Parton’s appeal, in fact, has long crossed racial and geographical lines. Consider: When guards at South Africa’s Robben Island allowed the prisoners to choose music, a former inmate says in the podcast, Nelson Mandela chose Parton’s “Jolene.”
The connections to others and coincidences that enrich our lives often take decades to show up on our doorstep. Morales’s father, a Greek Cypriot who emigrated to southeastern England, loved American country music.
“He used to talk about country music as being sort of our music, meaning immigrant music,” she recalled.

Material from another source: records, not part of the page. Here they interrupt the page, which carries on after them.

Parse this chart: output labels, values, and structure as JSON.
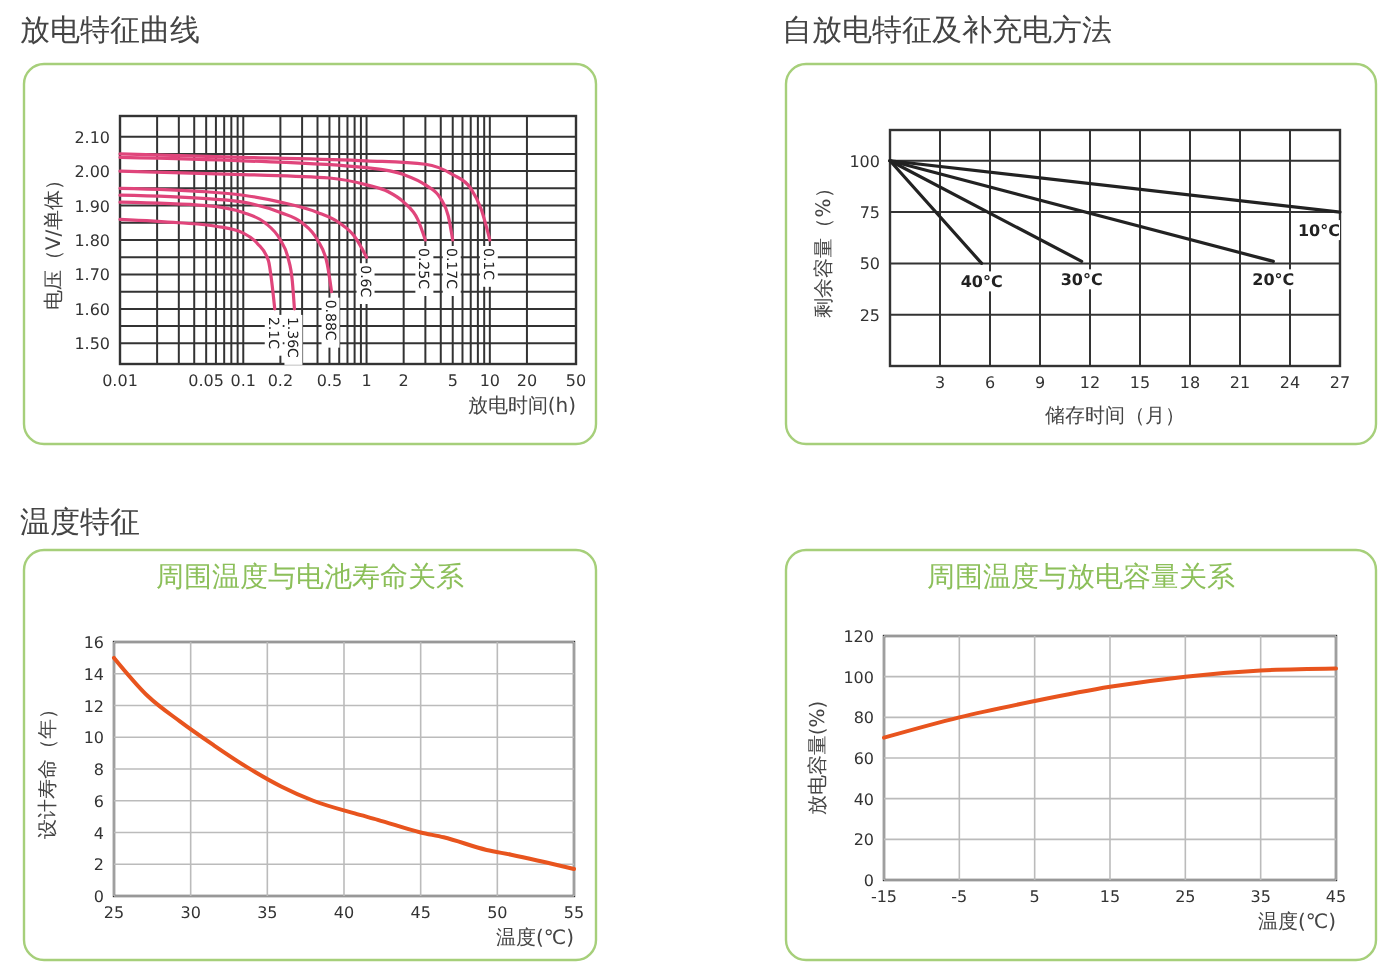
{
  "chart_data": [
    {
      "type": "line",
      "title": "放电特征曲线",
      "xlabel": "放电时间(h)",
      "ylabel": "电压（V/单体）",
      "log": "x",
      "grid": true,
      "xlim": [
        0.01,
        50
      ],
      "ylim": [
        1.44,
        2.16
      ],
      "xticks": [
        0.01,
        {
          "value": 0.02,
          "label": null
        },
        {
          "value": 0.03,
          "label": null
        },
        {
          "value": 0.04,
          "label": null
        },
        0.05,
        {
          "value": 0.06,
          "label": null
        },
        {
          "value": 0.07,
          "label": null
        },
        {
          "value": 0.08,
          "label": null
        },
        {
          "value": 0.09,
          "label": null
        },
        0.1,
        0.2,
        {
          "value": 0.3,
          "label": null
        },
        {
          "value": 0.4,
          "label": null
        },
        0.5,
        {
          "value": 0.6,
          "label": null
        },
        {
          "value": 0.7,
          "label": null
        },
        {
          "value": 0.8,
          "label": null
        },
        {
          "value": 0.9,
          "label": null
        },
        1,
        2,
        {
          "value": 3,
          "label": null
        },
        {
          "value": 4,
          "label": null
        },
        5,
        {
          "value": 6,
          "label": null
        },
        {
          "value": 7,
          "label": null
        },
        {
          "value": 8,
          "label": null
        },
        {
          "value": 9,
          "label": null
        },
        10,
        20,
        50
      ],
      "yticks": [
        {
          "value": 1.5,
          "label": "1.50"
        },
        {
          "value": 1.55,
          "label": null
        },
        {
          "value": 1.6,
          "label": "1.60"
        },
        {
          "value": 1.65,
          "label": null
        },
        {
          "value": 1.7,
          "label": "1.70"
        },
        {
          "value": 1.75,
          "label": null
        },
        {
          "value": 1.8,
          "label": "1.80"
        },
        {
          "value": 1.85,
          "label": null
        },
        {
          "value": 1.9,
          "label": "1.90"
        },
        {
          "value": 1.95,
          "label": null
        },
        {
          "value": 2.0,
          "label": "2.00"
        },
        {
          "value": 2.05,
          "label": null
        },
        {
          "value": 2.1,
          "label": "2.10"
        }
      ],
      "series": [
        {
          "name": "0.1C",
          "color": "#e0457b",
          "x": [
            0.01,
            0.1,
            1,
            3,
            5,
            7,
            8.5,
            10
          ],
          "values": [
            2.05,
            2.04,
            2.03,
            2.02,
            1.99,
            1.95,
            1.89,
            1.8
          ]
        },
        {
          "name": "0.17C",
          "color": "#e0457b",
          "x": [
            0.01,
            0.1,
            1,
            2,
            3,
            4,
            4.6,
            5
          ],
          "values": [
            2.04,
            2.03,
            2.01,
            1.99,
            1.96,
            1.92,
            1.87,
            1.8
          ]
        },
        {
          "name": "0.25C",
          "color": "#e0457b",
          "x": [
            0.01,
            0.1,
            0.5,
            1,
            1.5,
            2,
            2.6,
            3
          ],
          "values": [
            2.0,
            1.99,
            1.98,
            1.96,
            1.94,
            1.91,
            1.86,
            1.8
          ]
        },
        {
          "name": "0.6C",
          "color": "#e0457b",
          "x": [
            0.01,
            0.05,
            0.1,
            0.2,
            0.4,
            0.6,
            0.8,
            1
          ],
          "values": [
            1.95,
            1.94,
            1.93,
            1.91,
            1.88,
            1.85,
            1.81,
            1.75
          ]
        },
        {
          "name": "0.88C",
          "color": "#e0457b",
          "x": [
            0.01,
            0.05,
            0.1,
            0.2,
            0.3,
            0.4,
            0.48,
            0.52
          ],
          "values": [
            1.93,
            1.92,
            1.91,
            1.88,
            1.85,
            1.8,
            1.73,
            1.65
          ]
        },
        {
          "name": "1.36C",
          "color": "#e0457b",
          "x": [
            0.01,
            0.05,
            0.1,
            0.15,
            0.2,
            0.23,
            0.25,
            0.26
          ],
          "values": [
            1.91,
            1.9,
            1.88,
            1.85,
            1.8,
            1.75,
            1.68,
            1.6
          ]
        },
        {
          "name": "2.1C",
          "color": "#e0457b",
          "x": [
            0.01,
            0.03,
            0.06,
            0.1,
            0.13,
            0.16,
            0.17,
            0.18
          ],
          "values": [
            1.86,
            1.85,
            1.84,
            1.82,
            1.79,
            1.74,
            1.68,
            1.6
          ]
        }
      ]
    },
    {
      "type": "line",
      "title": "自放电特征及补充电方法",
      "xlabel": "储存时间（月）",
      "ylabel": "剩余容量（%）",
      "grid": true,
      "xlim": [
        0,
        27
      ],
      "ylim": [
        0,
        115
      ],
      "xticks": [
        3,
        6,
        9,
        12,
        15,
        18,
        21,
        24,
        27
      ],
      "yticks": [
        25,
        50,
        75,
        100
      ],
      "series": [
        {
          "name": "40°C",
          "color": "#222222",
          "x": [
            0,
            5.5
          ],
          "values": [
            100,
            50
          ]
        },
        {
          "name": "30°C",
          "color": "#222222",
          "x": [
            0,
            11.5
          ],
          "values": [
            100,
            51
          ]
        },
        {
          "name": "20°C",
          "color": "#222222",
          "x": [
            0,
            23
          ],
          "values": [
            100,
            51
          ]
        },
        {
          "name": "10°C",
          "color": "#222222",
          "x": [
            0,
            27
          ],
          "values": [
            100,
            75
          ]
        }
      ]
    },
    {
      "type": "line",
      "title": "周围温度与电池寿命关系",
      "annotations": [
        "温度特征"
      ],
      "xlabel": "温度(℃)",
      "ylabel": "设计寿命（年）",
      "grid": true,
      "xlim": [
        25,
        55
      ],
      "ylim": [
        0,
        16
      ],
      "xticks": [
        25,
        30,
        35,
        40,
        45,
        50,
        55
      ],
      "yticks": [
        0,
        2,
        4,
        6,
        8,
        10,
        12,
        14,
        16
      ],
      "series": [
        {
          "color": "#e8541e",
          "x": [
            25,
            27.2,
            29.3,
            31.5,
            33.7,
            35.9,
            38,
            40.7,
            42.2,
            45,
            46.5,
            49.3,
            50.9,
            55
          ],
          "values": [
            15,
            12.6,
            11,
            9.5,
            8.1,
            6.9,
            6,
            5.2,
            4.8,
            4,
            3.7,
            2.9,
            2.6,
            1.7
          ]
        }
      ]
    },
    {
      "type": "line",
      "title": "周围温度与放电容量关系",
      "xlabel": "温度(℃)",
      "ylabel": "放电容量(%)",
      "grid": true,
      "xlim": [
        -15,
        45
      ],
      "ylim": [
        0,
        120
      ],
      "xticks": [
        -15,
        -5,
        5,
        15,
        25,
        35,
        45
      ],
      "yticks": [
        0,
        20,
        40,
        60,
        80,
        100,
        120
      ],
      "series": [
        {
          "color": "#e8541e",
          "x": [
            -15,
            -5,
            5,
            15,
            25,
            35,
            45
          ],
          "values": [
            70,
            80,
            88,
            95,
            100,
            103,
            104
          ]
        }
      ]
    }
  ]
}
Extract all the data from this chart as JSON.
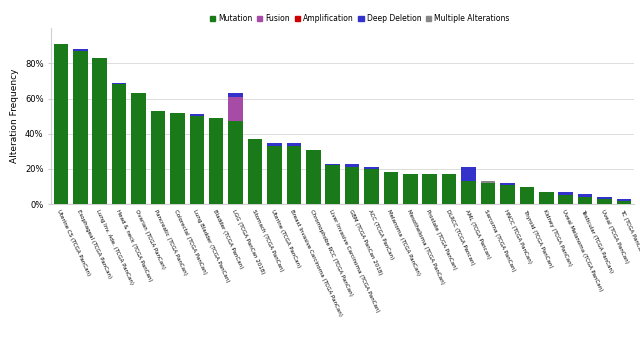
{
  "categories": [
    "Uterine CS (TCGA PanCan)",
    "Esophageal (TCGA PanCan)",
    "Lung Inv. Ade. (TCGA PanCan)",
    "Head & neck (TCGA PanCan)",
    "Ovarian (TCGA PanCan)",
    "Pancreatic (TCGA PanCan)",
    "Colorectal (TCGA PanCan)",
    "Lung Bladder (TCGA PanCan)",
    "Bladder (TCGA PanCan)",
    "LGG (TCGA PanCan 2018)",
    "Stomach (TCGA PanCan)",
    "Uterine (TCGA PanCan)",
    "Breast Invasive Carcinoma (TCGA PanCan)",
    "Chromophobe RCC (TCGA PanCan)",
    "Liver Invasive Carcinoma (TCGA PanCan)",
    "GBM (TCGA PanCan 2018)",
    "ACC (TCGA PanCan)",
    "Melanoma (TCGA PanCan)",
    "Mesothelioma (TCGA PanCan)",
    "Prostate (TCGA PanCan)",
    "DLRCC (TCGA Pancan)",
    "AML (TCGA Pancan)",
    "Sarcoma (TCGA PanCan)",
    "HNCC (TCGA PanCan)",
    "Thyroid (TCGA PanCan)",
    "Kidney (TCGA PanCan)",
    "Uveal Melanoma (TCGA PanCan)",
    "Testicular (TCGA PanCan)",
    "Uveal (TCGA PanCan)",
    "TC (TCGA PanCan)"
  ],
  "mutation": [
    91,
    87,
    83,
    68,
    63,
    53,
    52,
    50,
    49,
    47,
    37,
    33,
    33,
    31,
    22,
    21,
    20,
    18,
    17,
    17,
    17,
    13,
    12,
    11,
    10,
    7,
    5,
    4,
    3,
    2
  ],
  "fusion": [
    0,
    0,
    0,
    0,
    0,
    0,
    0,
    0,
    0,
    14,
    0,
    0,
    0,
    0,
    0,
    0,
    0,
    0,
    0,
    0,
    0,
    0,
    0,
    0,
    0,
    0,
    0,
    0,
    0,
    0
  ],
  "amplification": [
    0,
    0,
    0,
    0,
    0,
    0,
    0,
    0,
    0,
    0,
    0,
    0,
    0,
    0,
    0,
    0,
    0,
    0,
    0,
    0,
    0,
    0,
    0,
    0,
    0,
    0,
    0,
    0,
    0,
    0
  ],
  "deep_deletion": [
    0,
    1,
    0,
    1,
    0,
    0,
    0,
    1,
    0,
    2,
    0,
    2,
    2,
    0,
    1,
    2,
    1,
    0,
    0,
    0,
    0,
    8,
    0,
    1,
    0,
    0,
    2,
    2,
    1,
    1
  ],
  "multiple_alterations": [
    0,
    0,
    0,
    0,
    0,
    0,
    0,
    0,
    0,
    0,
    0,
    0,
    0,
    0,
    0,
    0,
    0,
    0,
    0,
    0,
    0,
    0,
    1,
    0,
    0,
    0,
    0,
    0,
    0,
    0
  ],
  "mutation_color": "#1a7a1a",
  "fusion_color": "#a64ca6",
  "amplification_color": "#cc0000",
  "deep_deletion_color": "#3333cc",
  "multiple_alterations_color": "#888888",
  "ylabel": "Alteration Frequency",
  "yticks": [
    0,
    20,
    40,
    60,
    80
  ],
  "ytick_labels": [
    "0%",
    "20%",
    "40%",
    "60%",
    "80%"
  ],
  "legend_labels": [
    "Mutation",
    "Fusion",
    "Amplification",
    "Deep Deletion",
    "Multiple Alterations"
  ],
  "background_color": "#ffffff",
  "grid_color": "#d0d0d0"
}
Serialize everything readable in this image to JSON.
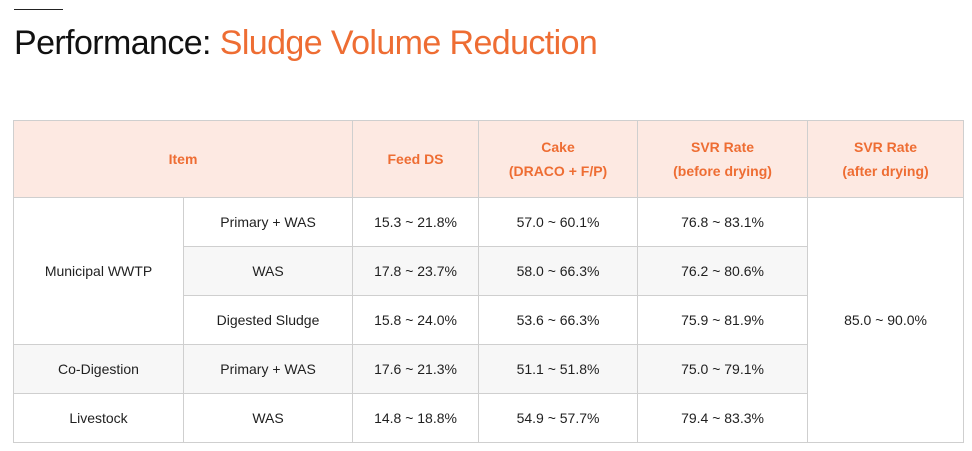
{
  "title": {
    "lead": "Performance:",
    "accent": "Sludge Volume Reduction"
  },
  "colors": {
    "accent": "#ee6d33",
    "header_bg": "#fde9e2",
    "row_shade": "#f7f7f7",
    "border": "#cfcfcf"
  },
  "table": {
    "headers": {
      "item": "Item",
      "feed_ds": "Feed DS",
      "cake_line1": "Cake",
      "cake_line2": "(DRACO + F/P)",
      "svr_before_line1": "SVR Rate",
      "svr_before_line2": "(before drying)",
      "svr_after_line1": "SVR Rate",
      "svr_after_line2": "(after drying)"
    },
    "groups": {
      "municipal": "Municipal WWTP",
      "codigestion": "Co-Digestion",
      "livestock": "Livestock"
    },
    "rows": [
      {
        "sub": "Primary + WAS",
        "feed_ds": "15.3 ~ 21.8%",
        "cake": "57.0 ~ 60.1%",
        "svr_before": "76.8 ~ 83.1%"
      },
      {
        "sub": "WAS",
        "feed_ds": "17.8 ~ 23.7%",
        "cake": "58.0 ~ 66.3%",
        "svr_before": "76.2 ~ 80.6%"
      },
      {
        "sub": "Digested Sludge",
        "feed_ds": "15.8 ~ 24.0%",
        "cake": "53.6 ~ 66.3%",
        "svr_before": "75.9 ~ 81.9%"
      },
      {
        "sub": "Primary + WAS",
        "feed_ds": "17.6 ~ 21.3%",
        "cake": "51.1 ~ 51.8%",
        "svr_before": "75.0 ~ 79.1%"
      },
      {
        "sub": "WAS",
        "feed_ds": "14.8 ~ 18.8%",
        "cake": "54.9 ~ 57.7%",
        "svr_before": "79.4 ~ 83.3%"
      }
    ],
    "svr_after_all": "85.0 ~ 90.0%"
  }
}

Some 40 years and 5,500 miles later, “Pilgrimage to Dollywood” served as a bridge between the girls of Eastbourne, U.K., and a rough holler in the Great Smoky Mountains. Morales might not have intended to kick off a wave in Dolly Parton studies, but here we are.
“The book was a mixture of academic analysis, travel writing and memoir,” she said. “I think the academic analysis in that made possible the [‘Dolly’s America’] course. I’ve had a fair number of graduate students write to me saying they want to work on Dolly Parton for their cultural studies or their American studies. Sometimes we don’t know when our work has made an impact. I thought this hadn’t made much of an impact. And it took several years for it to do so.”